Abstract:Event detection and text reasoning have become critical applications across various domains. While LLMs have recently demonstrated impressive progress in reasoning abilities, they often struggle with event detection, particularly due to the absence of training methods that consider causal relationships between event triggers and types. To address this challenge, we propose a novel approach for instruction fine-tuning LLMs for event detection. Our method introduces Semantic Causal Graphs (SCGs) to capture both causal relationships and contextual information within text. Building off of SCGs, we propose SCG Instructions for fine-tuning LLMs by focusing on event triggers and their relationships to event types, and employ Low-Rank Adaptation (LoRA) to help preserve the general reasoning abilities of LLMs.

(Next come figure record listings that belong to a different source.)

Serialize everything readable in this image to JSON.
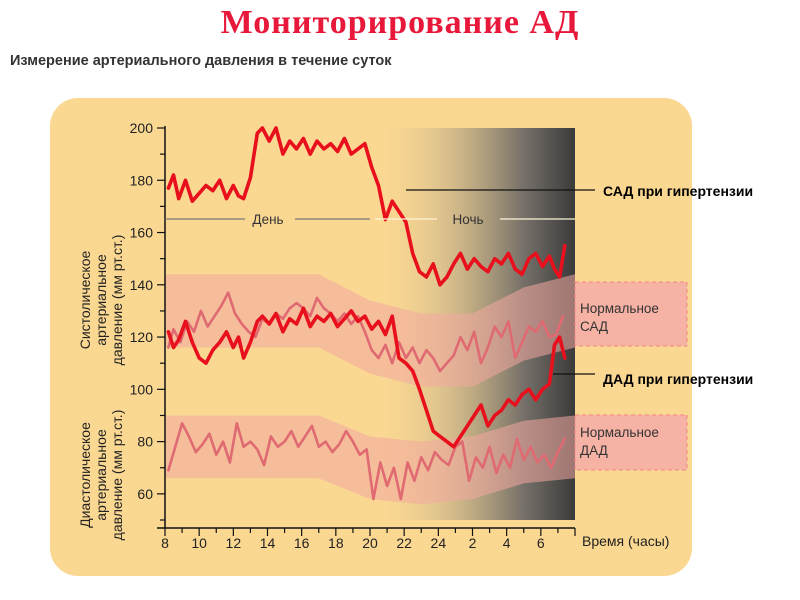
{
  "page": {
    "title": "Мониторирование АД",
    "subtitle": "Измерение артериального давления в течение суток"
  },
  "colors": {
    "background_panel": "#fbd892",
    "hypertension_line": "#e8101c",
    "normal_line": "#e06a72",
    "normal_band": "#f2a7a0",
    "night_shade": "#3a3a3a"
  },
  "chart_data": {
    "type": "line",
    "title": "",
    "xlabel": "Время (часы)",
    "ylabel_top": "Систолическое артериальное давление (мм рт.ст.)",
    "ylabel_bottom": "Диастолическое артериальное давление (мм рт.ст.)",
    "x_ticks": [
      "8",
      "10",
      "12",
      "14",
      "16",
      "18",
      "20",
      "22",
      "24",
      "2",
      "4",
      "6"
    ],
    "y_ticks": [
      60,
      80,
      100,
      120,
      140,
      160,
      180,
      200
    ],
    "xlim": [
      8,
      32
    ],
    "ylim": [
      50,
      200
    ],
    "grid": false,
    "period_labels": {
      "day": "День",
      "night": "Ночь"
    },
    "series": [
      {
        "name": "САД при гипертензии",
        "x": [
          8.2,
          8.5,
          8.8,
          9.2,
          9.6,
          10,
          10.4,
          10.8,
          11.2,
          11.6,
          12,
          12.3,
          12.6,
          13,
          13.4,
          13.7,
          14.1,
          14.5,
          14.9,
          15.3,
          15.7,
          16.1,
          16.5,
          16.9,
          17.3,
          17.7,
          18.1,
          18.5,
          18.9,
          19.3,
          19.7,
          20.1,
          20.5,
          20.9,
          21.3,
          21.7,
          22.1,
          22.5,
          22.9,
          23.3,
          23.7,
          24.1,
          24.5,
          24.9,
          25.3,
          25.7,
          26.1,
          26.5,
          26.9,
          27.3,
          27.7,
          28.1,
          28.5,
          28.9,
          29.3,
          29.7,
          30.1,
          30.5,
          30.8,
          31.1,
          31.4
        ],
        "values": [
          177,
          182,
          173,
          180,
          172,
          175,
          178,
          176,
          180,
          173,
          178,
          174,
          173,
          181,
          198,
          200,
          195,
          200,
          190,
          195,
          192,
          196,
          190,
          195,
          192,
          194,
          191,
          196,
          190,
          192,
          194,
          185,
          178,
          165,
          172,
          168,
          164,
          152,
          145,
          143,
          148,
          140,
          143,
          148,
          152,
          146,
          150,
          147,
          145,
          150,
          148,
          152,
          146,
          144,
          150,
          152,
          147,
          151,
          146,
          143,
          155
        ]
      },
      {
        "name": "ДАД при гипертензии",
        "x": [
          8.2,
          8.5,
          8.8,
          9.2,
          9.6,
          10,
          10.4,
          10.8,
          11.2,
          11.6,
          12,
          12.3,
          12.6,
          13,
          13.4,
          13.7,
          14.1,
          14.5,
          14.9,
          15.3,
          15.7,
          16.1,
          16.5,
          16.9,
          17.3,
          17.7,
          18.1,
          18.5,
          18.9,
          19.3,
          19.7,
          20.1,
          20.5,
          20.9,
          21.3,
          21.7,
          22.1,
          22.5,
          22.9,
          23.3,
          23.7,
          24.1,
          24.5,
          24.9,
          25.3,
          25.7,
          26.1,
          26.5,
          26.9,
          27.3,
          27.7,
          28.1,
          28.5,
          28.9,
          29.3,
          29.7,
          30.1,
          30.5,
          30.8,
          31.1,
          31.4
        ],
        "values": [
          122,
          116,
          119,
          126,
          118,
          112,
          110,
          115,
          118,
          122,
          116,
          120,
          112,
          118,
          126,
          128,
          125,
          129,
          122,
          127,
          125,
          131,
          124,
          128,
          126,
          129,
          124,
          127,
          130,
          126,
          128,
          123,
          126,
          121,
          128,
          112,
          110,
          107,
          100,
          92,
          84,
          82,
          80,
          78,
          82,
          86,
          90,
          94,
          86,
          90,
          92,
          96,
          94,
          98,
          100,
          96,
          100,
          102,
          117,
          120,
          112
        ]
      },
      {
        "name": "Нормальное САД",
        "x": [
          8.2,
          8.5,
          8.9,
          9.3,
          9.7,
          10.1,
          10.5,
          10.9,
          11.3,
          11.7,
          12.1,
          12.5,
          12.9,
          13.3,
          13.7,
          14.1,
          14.5,
          14.9,
          15.3,
          15.7,
          16.1,
          16.5,
          16.9,
          17.3,
          17.7,
          18.1,
          18.5,
          18.9,
          19.3,
          19.7,
          20.1,
          20.5,
          20.9,
          21.3,
          21.7,
          22.1,
          22.5,
          22.9,
          23.3,
          23.7,
          24.1,
          24.5,
          24.9,
          25.3,
          25.7,
          26.1,
          26.5,
          26.9,
          27.3,
          27.7,
          28.1,
          28.5,
          28.9,
          29.3,
          29.7,
          30.1,
          30.5,
          30.9,
          31.3
        ],
        "values": [
          116,
          123,
          118,
          126,
          122,
          130,
          124,
          128,
          132,
          137,
          129,
          125,
          122,
          120,
          127,
          125,
          129,
          127,
          131,
          133,
          131,
          128,
          135,
          131,
          129,
          126,
          129,
          125,
          128,
          122,
          115,
          112,
          117,
          110,
          118,
          112,
          116,
          110,
          115,
          112,
          107,
          110,
          113,
          120,
          115,
          122,
          110,
          116,
          124,
          120,
          126,
          112,
          118,
          124,
          122,
          126,
          120,
          121,
          128
        ]
      },
      {
        "name": "Нормальное ДАД",
        "x": [
          8.2,
          8.6,
          9,
          9.4,
          9.8,
          10.2,
          10.6,
          11,
          11.4,
          11.8,
          12.2,
          12.6,
          13,
          13.4,
          13.8,
          14.2,
          14.6,
          15,
          15.4,
          15.8,
          16.2,
          16.6,
          17,
          17.4,
          17.8,
          18.2,
          18.6,
          19,
          19.4,
          19.8,
          20.2,
          20.6,
          21,
          21.4,
          21.8,
          22.2,
          22.6,
          23,
          23.4,
          23.8,
          24.2,
          24.6,
          25,
          25.4,
          25.8,
          26.2,
          26.6,
          27,
          27.4,
          27.8,
          28.2,
          28.6,
          29,
          29.4,
          29.8,
          30.2,
          30.6,
          31,
          31.4
        ],
        "values": [
          69,
          78,
          87,
          82,
          76,
          79,
          83,
          75,
          80,
          72,
          87,
          78,
          80,
          77,
          71,
          82,
          78,
          80,
          84,
          78,
          82,
          86,
          78,
          80,
          76,
          79,
          84,
          80,
          75,
          77,
          58,
          72,
          63,
          70,
          58,
          72,
          65,
          74,
          69,
          76,
          73,
          71,
          78,
          80,
          65,
          74,
          70,
          78,
          68,
          75,
          70,
          81,
          73,
          78,
          72,
          75,
          70,
          76,
          81
        ]
      }
    ],
    "bands": [
      {
        "name": "Нормальное САД band",
        "center": [
          130,
          130,
          130,
          130,
          120,
          115,
          115,
          125,
          130
        ],
        "half_width": 14
      },
      {
        "name": "Нормальное ДАД band",
        "center": [
          78,
          78,
          78,
          78,
          70,
          68,
          70,
          76,
          78
        ],
        "half_width": 12
      }
    ],
    "annotations": [
      {
        "text": "САД при гипертензии",
        "style": "bold"
      },
      {
        "text": "Нормальное САД",
        "style": "box"
      },
      {
        "text": "ДАД при гипертензии",
        "style": "bold"
      },
      {
        "text": "Нормальное ДАД",
        "style": "box"
      }
    ]
  }
}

Our evaluations demonstrate that training LLMs with SCG Instructions outperforms standard instruction fine-tuning by an average of 35.69\% on Event Trigger Classification. Notably, our fine-tuned Mistral 7B model also outperforms GPT-4 on key event detection metrics by an average of 31.01\% on Event Trigger Identification, 37.40\% on Event Trigger Classification, and 16.43\% on Event Classification. We analyze the retention of general capabilities, observing only a minimal average drop of 2.03 points across six benchmarks. This comprehensive study investigates multiple LLMs for the event detection task across various datasets, prompting strategies, and training approaches.